Frequently Asked Questions
Do I need Nginx if I'm deploying to Kubernetes?
Kubernetes has Ingress and Service resources that handle routing. You might still use Nginx as an Ingress controller, but it's not required the way it is for standalone Docker.
How often should health checks run?
Every 30–60 seconds is typical. More frequent checks consume more resources and might mask transient issues. Less frequent means longer time to detect failures.
What resource limits should I use?
Start with 1 CPU and 512 MB for a typical Flask/FastAPI app. Monitor actual usage, then adjust. Memory leaks and CPU spikes indicate a need to optimize the app or increase limits.

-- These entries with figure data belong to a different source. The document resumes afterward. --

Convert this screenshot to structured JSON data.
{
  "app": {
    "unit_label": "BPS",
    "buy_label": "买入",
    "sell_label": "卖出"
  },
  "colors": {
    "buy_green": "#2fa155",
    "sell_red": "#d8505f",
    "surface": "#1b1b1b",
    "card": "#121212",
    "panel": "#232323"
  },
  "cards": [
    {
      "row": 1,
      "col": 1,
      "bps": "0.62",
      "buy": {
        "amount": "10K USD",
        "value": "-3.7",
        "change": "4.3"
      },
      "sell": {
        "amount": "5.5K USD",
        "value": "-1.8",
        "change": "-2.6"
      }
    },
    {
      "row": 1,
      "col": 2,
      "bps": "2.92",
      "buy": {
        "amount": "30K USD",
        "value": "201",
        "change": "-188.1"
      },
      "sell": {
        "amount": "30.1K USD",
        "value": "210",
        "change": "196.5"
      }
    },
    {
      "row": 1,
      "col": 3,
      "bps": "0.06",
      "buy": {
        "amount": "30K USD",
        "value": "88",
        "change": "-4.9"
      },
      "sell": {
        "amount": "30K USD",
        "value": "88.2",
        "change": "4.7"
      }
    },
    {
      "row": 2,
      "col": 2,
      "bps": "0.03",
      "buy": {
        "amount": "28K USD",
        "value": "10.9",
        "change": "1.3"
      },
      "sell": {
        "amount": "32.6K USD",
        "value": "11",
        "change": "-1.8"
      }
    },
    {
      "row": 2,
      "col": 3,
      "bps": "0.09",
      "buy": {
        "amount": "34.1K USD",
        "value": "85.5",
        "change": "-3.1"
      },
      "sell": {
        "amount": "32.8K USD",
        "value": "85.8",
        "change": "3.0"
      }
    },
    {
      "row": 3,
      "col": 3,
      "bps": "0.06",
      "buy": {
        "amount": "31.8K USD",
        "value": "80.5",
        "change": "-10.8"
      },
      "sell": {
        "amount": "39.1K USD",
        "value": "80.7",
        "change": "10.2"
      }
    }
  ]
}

Can I change resource limits on a running container?
Not with docker-compose. You'd need to update the Compose file and restart: docker compose up -d. With Kubernetes, you can update limits dynamically.
How do I handle graceful shutdowns?
Set a stop_grace_period in Compose: stop_grace_period: 30s. This gives the app time to finish requests before Docker forcefully kills it.